Description
This paleo mint chocolate chip ice cream is thick and creamy. It freezes well and is only sweetened with dates - no sugar added!
Ingredients
Scale
- 1 cup pitted dates (160g)
- 1/2 large avocado
- 1 cup packed spinach (optional)
- 1/4 cup collagen peptides (omit for vegan)
- 1 can full fat coconut milk (13.5oz)
- 1 1/2 tsp peppermint flavoring
- 1 tsp vanilla extract
- pinch of salt
- 1/4 cup dark chocolate, chopped
Instructions
- Soak the dates: place the pitted dates in a ceramic bowl or mug, heat a pot of water (hot, but not boiling) and then pour the water over the dates so that they are fully submerged. Let the dates sit for 5-10 minutes, then drain the water.
- Blend ingredients: blend together all of the ingredients for the ice cream, except the chocolate chips. Start the blender at a low speed, then gradually increase it until the mixture is smooth and consistent.
- Churn Ice Cream: pour the mixture into an ice cream maker. You'll want to churn the ice cream for 20-30 minutes, or until it's has the consistency of soft serve ice cream*
- Once the ice cream has started to freeze and thicken, add in the dark chocolate (or whatever mix-ins you prefer). The reason for not adding the chocolate right away, or in the blender, is because if the mixture is warm then the chocolate will melt.
- Once the ice cream has thickened, either enjoy right away or scoop it into a loaf pan and place it in the freezer to firm.

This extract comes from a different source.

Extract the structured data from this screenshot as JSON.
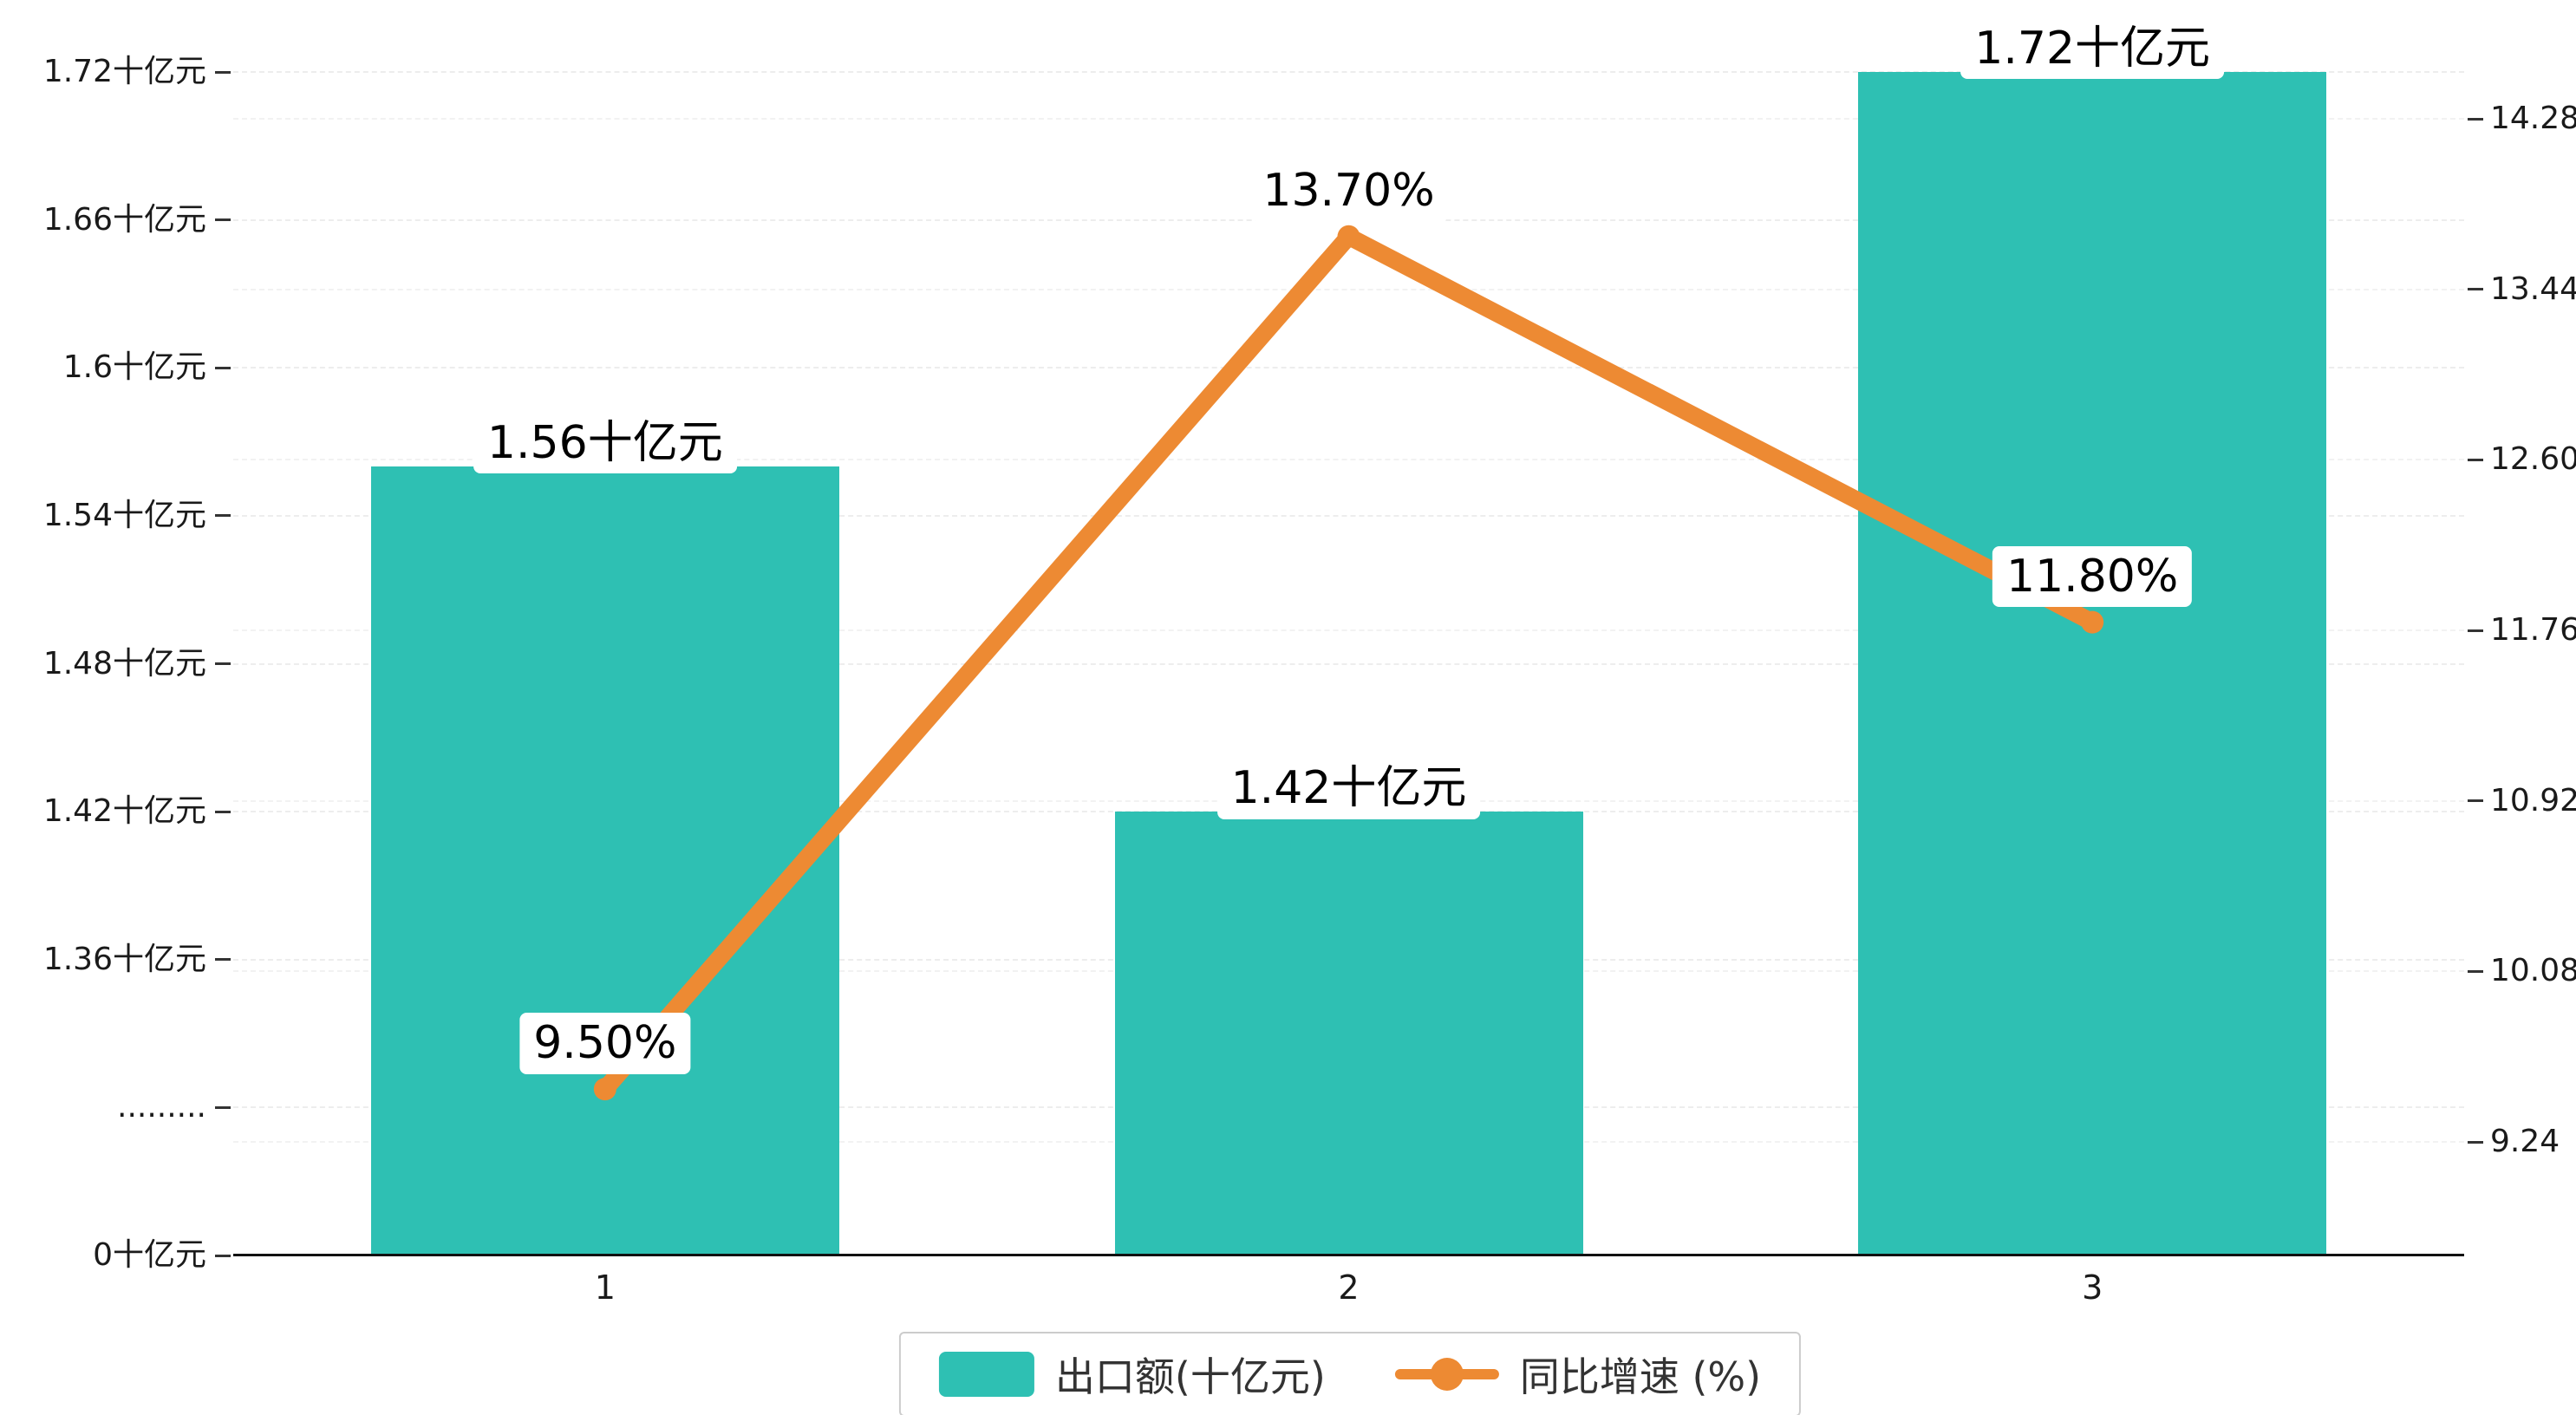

- Storage: if you plan on eating the ice cream within a few hours, simply scoop the ice cream into a loaf pan and place in the freeze, no need to cover. For longer storage, put the ice cream in a sealed container or cover it in the loaf pan with foil.
Notes
*While churning the ice cream is not required, it helps give the ice cream a thick, smooth texture. If you don't own an ice cream maker, you can simply pour the ice cream into a loaf pan and place it in the freezer. Every 30-40 minutes, vigorously mix the ice cream by hand, then place it back into the freezer.